LONDON (Reuters) - Bellwether retailer John Lewis JLP.UL posted another double-digit percentage rise in weekly sales as wet weather drove customers to its stores, adding to evidence consumer spending bounced back in February.

The employee-owned group said on Friday 5 March sales at its 28 department stores, one John Lewis "at home" store and its Internet business rose 14.8 percent year-on-year in the week to February 27 to 50.4 million pounds.

That was the seventh straight double-digit percentage rise.

"Even allowing for the fact that John Lewis has been outperforming the sector as a whole, this robust performance boosts hopes that retail sales bounced back appreciably in February after being hit hard in January by the very bad weather," said Howard Archer, chief economist at IHS Global Insight.

The Confederation of British Industry said last week that retail sales volumes rose at their fastest pace in nearly three years in February.

Analysts do, however, remain wary about prospects for spending amid fears that steps to cut government borrowing after a general election, that must be held by June, could hit consumer confidence.

On Wednesday 3 March John Lewis chairman Charlie Mayfield said signs of a consumer recovery in Britain were a "false dawn.

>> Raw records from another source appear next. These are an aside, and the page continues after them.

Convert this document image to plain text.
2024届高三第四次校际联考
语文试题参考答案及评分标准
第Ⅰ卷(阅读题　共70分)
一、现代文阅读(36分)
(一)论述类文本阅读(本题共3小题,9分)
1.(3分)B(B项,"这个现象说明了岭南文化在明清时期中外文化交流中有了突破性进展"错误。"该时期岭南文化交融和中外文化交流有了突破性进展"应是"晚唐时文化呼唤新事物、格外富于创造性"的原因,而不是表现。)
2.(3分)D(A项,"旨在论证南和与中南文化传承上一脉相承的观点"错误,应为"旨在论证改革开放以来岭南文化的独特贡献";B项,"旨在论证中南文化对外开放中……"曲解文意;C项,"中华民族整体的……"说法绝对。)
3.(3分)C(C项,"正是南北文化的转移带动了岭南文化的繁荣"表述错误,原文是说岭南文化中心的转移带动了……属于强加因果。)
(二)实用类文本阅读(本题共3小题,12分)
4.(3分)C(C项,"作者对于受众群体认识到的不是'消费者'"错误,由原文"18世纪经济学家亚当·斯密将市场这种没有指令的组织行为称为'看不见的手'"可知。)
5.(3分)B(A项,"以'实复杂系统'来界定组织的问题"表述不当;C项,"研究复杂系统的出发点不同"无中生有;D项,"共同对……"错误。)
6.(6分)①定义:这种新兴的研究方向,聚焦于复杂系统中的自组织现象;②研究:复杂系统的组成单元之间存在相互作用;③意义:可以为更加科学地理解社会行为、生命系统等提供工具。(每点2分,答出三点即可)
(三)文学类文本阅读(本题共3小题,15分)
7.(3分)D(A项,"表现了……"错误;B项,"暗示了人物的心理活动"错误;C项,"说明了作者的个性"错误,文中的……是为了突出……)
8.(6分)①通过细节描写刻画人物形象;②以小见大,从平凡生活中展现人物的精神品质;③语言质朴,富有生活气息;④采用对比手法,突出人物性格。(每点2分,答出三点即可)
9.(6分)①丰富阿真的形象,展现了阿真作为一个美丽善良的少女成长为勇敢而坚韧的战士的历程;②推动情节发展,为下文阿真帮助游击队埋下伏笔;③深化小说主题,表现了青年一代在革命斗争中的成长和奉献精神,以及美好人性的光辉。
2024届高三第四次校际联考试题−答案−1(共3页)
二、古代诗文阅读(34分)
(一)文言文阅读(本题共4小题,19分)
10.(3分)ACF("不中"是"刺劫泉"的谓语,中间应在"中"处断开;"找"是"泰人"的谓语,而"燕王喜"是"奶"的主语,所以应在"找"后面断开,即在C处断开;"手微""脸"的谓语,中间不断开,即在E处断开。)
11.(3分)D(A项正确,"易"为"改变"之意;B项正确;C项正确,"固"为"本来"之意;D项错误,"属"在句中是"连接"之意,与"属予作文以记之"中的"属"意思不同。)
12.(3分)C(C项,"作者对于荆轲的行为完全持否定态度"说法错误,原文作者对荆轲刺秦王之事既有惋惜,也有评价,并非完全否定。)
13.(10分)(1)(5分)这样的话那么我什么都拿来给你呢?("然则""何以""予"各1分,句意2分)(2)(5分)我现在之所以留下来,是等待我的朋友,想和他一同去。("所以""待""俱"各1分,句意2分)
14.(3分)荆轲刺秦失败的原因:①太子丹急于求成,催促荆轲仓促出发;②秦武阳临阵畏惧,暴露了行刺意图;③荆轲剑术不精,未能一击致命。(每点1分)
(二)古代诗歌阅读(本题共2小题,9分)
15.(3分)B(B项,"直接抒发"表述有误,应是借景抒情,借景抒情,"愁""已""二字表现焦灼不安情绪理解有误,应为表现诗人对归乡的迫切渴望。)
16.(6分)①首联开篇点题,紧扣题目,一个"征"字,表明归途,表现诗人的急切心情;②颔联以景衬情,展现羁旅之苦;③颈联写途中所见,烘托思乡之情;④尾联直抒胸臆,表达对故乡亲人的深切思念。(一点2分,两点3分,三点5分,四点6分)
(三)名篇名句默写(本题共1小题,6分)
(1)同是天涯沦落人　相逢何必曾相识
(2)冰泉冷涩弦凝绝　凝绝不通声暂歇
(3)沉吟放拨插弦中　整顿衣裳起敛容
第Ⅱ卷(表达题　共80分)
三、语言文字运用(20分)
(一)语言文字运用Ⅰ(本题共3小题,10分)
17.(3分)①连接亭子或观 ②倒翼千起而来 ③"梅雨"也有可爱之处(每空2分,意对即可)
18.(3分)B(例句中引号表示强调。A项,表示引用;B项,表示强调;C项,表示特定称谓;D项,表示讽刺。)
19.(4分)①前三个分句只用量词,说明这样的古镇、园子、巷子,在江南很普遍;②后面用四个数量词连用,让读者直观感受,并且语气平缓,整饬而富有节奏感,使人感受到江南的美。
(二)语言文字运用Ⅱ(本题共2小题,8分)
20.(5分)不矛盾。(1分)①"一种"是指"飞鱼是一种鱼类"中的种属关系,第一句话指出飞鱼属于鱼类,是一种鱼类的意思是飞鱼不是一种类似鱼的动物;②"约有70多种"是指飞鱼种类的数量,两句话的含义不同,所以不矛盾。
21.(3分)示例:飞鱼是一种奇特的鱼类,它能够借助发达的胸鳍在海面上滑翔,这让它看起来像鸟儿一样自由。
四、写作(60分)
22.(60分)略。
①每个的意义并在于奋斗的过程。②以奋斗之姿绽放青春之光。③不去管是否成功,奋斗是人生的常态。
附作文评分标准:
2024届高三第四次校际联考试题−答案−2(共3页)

The firm said its latest weekly performance was driven by a 20 percent rise in both fashion and homewares sales. Sales in the electricals and home technology category increased 2.7 percent.

"The very wet weather had a predictable result for many branches with wellies and umbrellas flying out," it said.

John Lewis also owns the 224-store Waitrose supermarket chain.

Week to February 27 sales here increased 11.7 percent to 88.9 million pounds, reinforcing Waitrose's current position as the UK's fastest growing grocer.

The firm said the renewed popularity of afternoon tea drove a 28 percent uplift in sales of large cakes and a 37 percent rise in smaller cakes.